Ok, try this link.  I think the pictures of the bottle should be able to be viewed there.  Sorry about being a pain.  Im kind of new to this forum stuff, have to get used to how it works.  Heres the link  http://cid-9f7b35529df3db3e.skydrive.live.com/browse.aspx/Unidentified%20bottle?nl=1&uc=9&isFromRichUpload=1  Keeping my fingers crossed.  I tried it, it should work.


----------



## epackage (Jan 13, 2010)

*RE: Need help w/ identification Pictures on link*

.....


----------



## epackage (Jan 13, 2010)

*RE: Need help w/ identification Pictures on link*

........


----------



## epackage (Jan 13, 2010)

*RE: Need help w/ identification Pictures on link*

.....


----------



## surfaceone (Jan 14, 2010)

*RE: Need help w/ identification Pictures on link*

Oops...


----------



## surfaceone (Jan 14, 2010)

*RE: Need help w/ identification Pictures on link*

Where was I, oh yeah...

 Evening Matt and Jim,

 Matt, the sixe of the base photos from your photosite are too large for me to bring over, too. Gotta be a way for you to decrease the size. I don't have the shinkarama capabilities sometimes... 

 Anyhow the O in the Box symbol is Owens Bottle Co. of Toledo: "OWENS................. Owens Bottle Company, Toledo, OH (1903-1929) and it's successor [after the merger with Illinois Glass Company], Owens-Illinois Glass Company (1929-to date). Mark is confirmed on a clear druggist bottle with date code of 1947. Sometimes just the "O" of "Owens" is enclosed within a square. I don't know when this mark was first used during the OBC years, so will have to go with "1903-1929" until further info is uncovered. I believe the mark was used up into the 1950s or '60s by Owens-Illinois, but have no definite info on ending date. See "O in a square... 

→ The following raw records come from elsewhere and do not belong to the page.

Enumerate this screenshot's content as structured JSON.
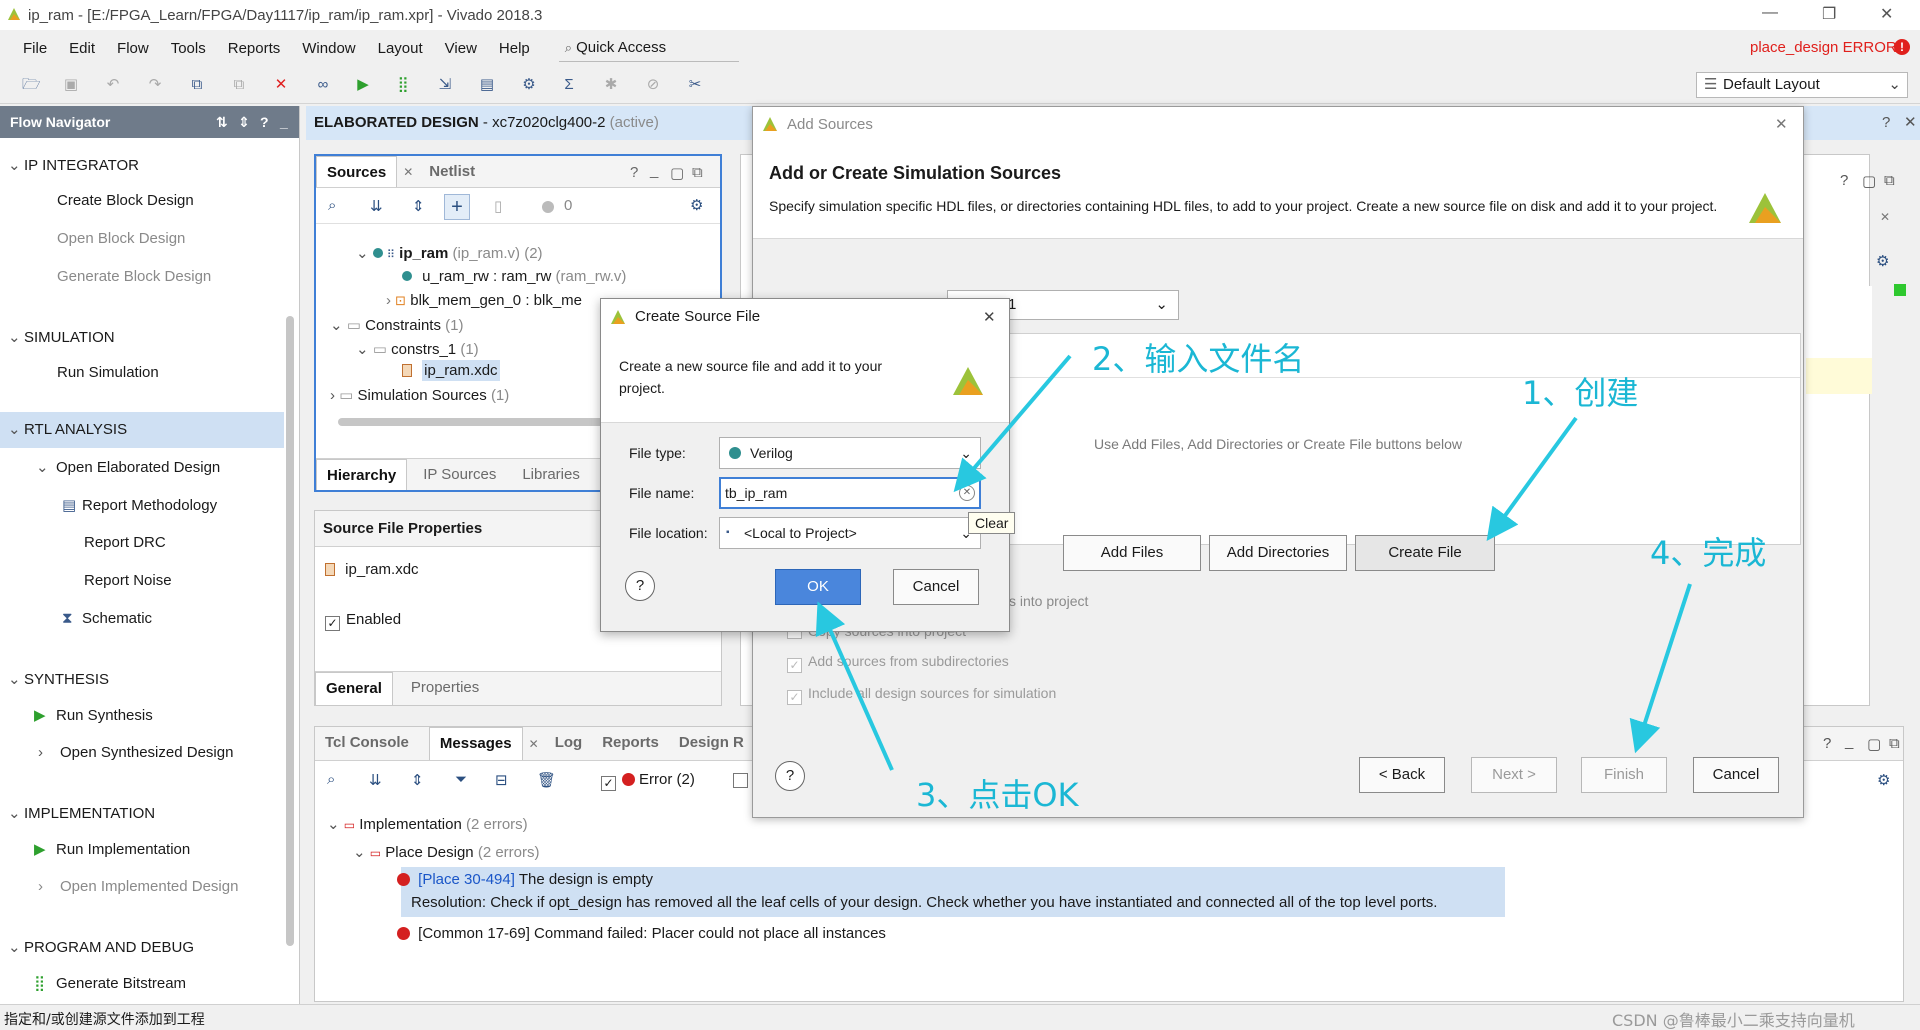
{
  "window": {
    "title": "ip_ram - [E:/FPGA_Learn/FPGA/Day1117/ip_ram/ip_ram.xpr] - Vivado 2018.3",
    "status_error": "place_design ERROR",
    "layout_select": "Default Layout"
  },
  "menu": [
    "File",
    "Edit",
    "Flow",
    "Tools",
    "Reports",
    "Window",
    "Layout",
    "View",
    "Help"
  ],
  "quick_access": "Quick Access",
  "flow_navigator": {
    "title": "Flow Navigator",
    "sections": [
      {
        "label": "IP INTEGRATOR",
        "items": [
          "Create Block Design",
          "Open Block Design",
          "Generate Block Design"
        ]
      },
      {
        "label": "SIMULATION",
        "items": [
          "Run Simulation"
        ]
      },
      {
        "label": "RTL ANALYSIS",
        "items": [
          "Open Elaborated Design",
          "Report Methodology",
          "Report DRC",
          "Report Noise",
          "Schematic"
        ]
      },
      {
        "label": "SYNTHESIS",
        "items": [
          "Run Synthesis",
          "Open Synthesized Design"
        ]
      },
      {
        "label": "IMPLEMENTATION",
        "items": [
          "Run Implementation",
          "Open Implemented Design"
        ]
      },
      {
        "label": "PROGRAM AND DEBUG",
        "items": [
          "Generate Bitstream"
        ]
      }
    ]
  },
  "elab_header": {
    "title": "ELABORATED DESIGN",
    "part": "- xc7z020clg400-2",
    "state": "(active)"
  },
  "sources": {
    "tabs": [
      "Sources",
      "Netlist"
    ],
    "count": "0",
    "tree": [
      {
        "name": "ip_ram",
        "meta": "(ip_ram.v) (2)"
      },
      {
        "name": "u_ram_rw : ram_rw",
        "meta": "(ram_rw.v)"
      },
      {
        "name": "blk_mem_gen_0 : blk_me",
        "meta": ""
      },
      {
        "name": "Constraints",
        "meta": "(1)"
      },
      {
        "name": "constrs_1",
        "meta": "(1)"
      },
      {
        "name": "ip_ram.xdc",
        "meta": ""
      },
      {
        "name": "Simulation Sources",
        "meta": "(1)"
      }
    ],
    "bottom_tabs": [
      "Hierarchy",
      "IP Sources",
      "Libraries"
    ]
  },
  "source_props": {
    "title": "Source File Properties",
    "file": "ip_ram.xdc",
    "enabled": "Enabled",
    "tabs": [
      "General",
      "Properties"
    ]
  },
  "messages": {
    "tabs": [
      "Tcl Console",
      "Messages",
      "Log",
      "Reports",
      "Design R"
    ],
    "error_filter": "Error (2)",
    "tree": [
      {
        "label": "Implementation",
        "meta": "(2 errors)"
      },
      {
        "label": "Place Design",
        "meta": "(2 errors)"
      }
    ],
    "msg1_link": "[Place 30-494]",
    "msg1_text": "The design is empty",
    "msg1_resolution": "Resolution: Check if opt_design has removed all the leaf cells of your design. Check whether you have instantiated and connected all of the top level ports.",
    "msg2_text": "[Common 17-69] Command failed: Placer could not place all instances"
  },
  "add_sources": {
    "title": "Add Sources",
    "heading": "Add or Create Simulation Sources",
    "desc": "Specify simulation specific HDL files, or directories containing HDL files, to add to your project. Create a new source file on disk and add it to your project.",
    "set_value": "1",
    "empty_hint": "Use Add Files, Add Directories or Create File buttons below",
    "btn_add_files": "Add Files",
    "btn_add_dirs": "Add Directories",
    "btn_create_file": "Create File",
    "opt_scan": "s into project",
    "opt_copy": "Copy sources into project",
    "opt_subdirs": "Add sources from subdirectories",
    "opt_include": "Include all design sources for simulation",
    "btn_back": "< Back",
    "btn_next": "Next >",
    "btn_finish": "Finish",
    "btn_cancel": "Cancel"
  },
  "create_source": {
    "title": "Create Source File",
    "desc": "Create a new source file and add it to your project.",
    "file_type_label": "File type:",
    "file_type": "Verilog",
    "file_name_label": "File name:",
    "file_name": "tb_ip_ram",
    "file_location_label": "File location:",
    "file_location": "<Local to Project>",
    "clear_tip": "Clear",
    "btn_ok": "OK",
    "btn_cancel": "Cancel"
  },
  "annotations": {
    "step1": "1、创建",
    "step2": "2、输入文件名",
    "step3": "3、点击OK",
    "step4": "4、完成"
  },
  "status_bar": "指定和/或创建源文件添加到工程",
  "watermark": "CSDN @鲁棒最小二乘支持向量机"
}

 O in a square..........Owens Bottle Company, Toledo OH (1903-1929), also Fairmont, WV; Clarksburg, WV, and other plant locations. Owens Bottle Co. merged with the Illinois Glass Company of Alton, IL in 1929 to form the Owens-Illinois Glass Company. (Julian Toulouse stated this mark was first used in 1911, but according to U.S. Patent & Trademark Office data, Owens claimed first use was not until 1919). See "OWENS". From here.

 I believe you can see the round valve mark from the Owens machine off centeredly surrounding the O in the Box. I think you are correct about the Veterinary origins.


----------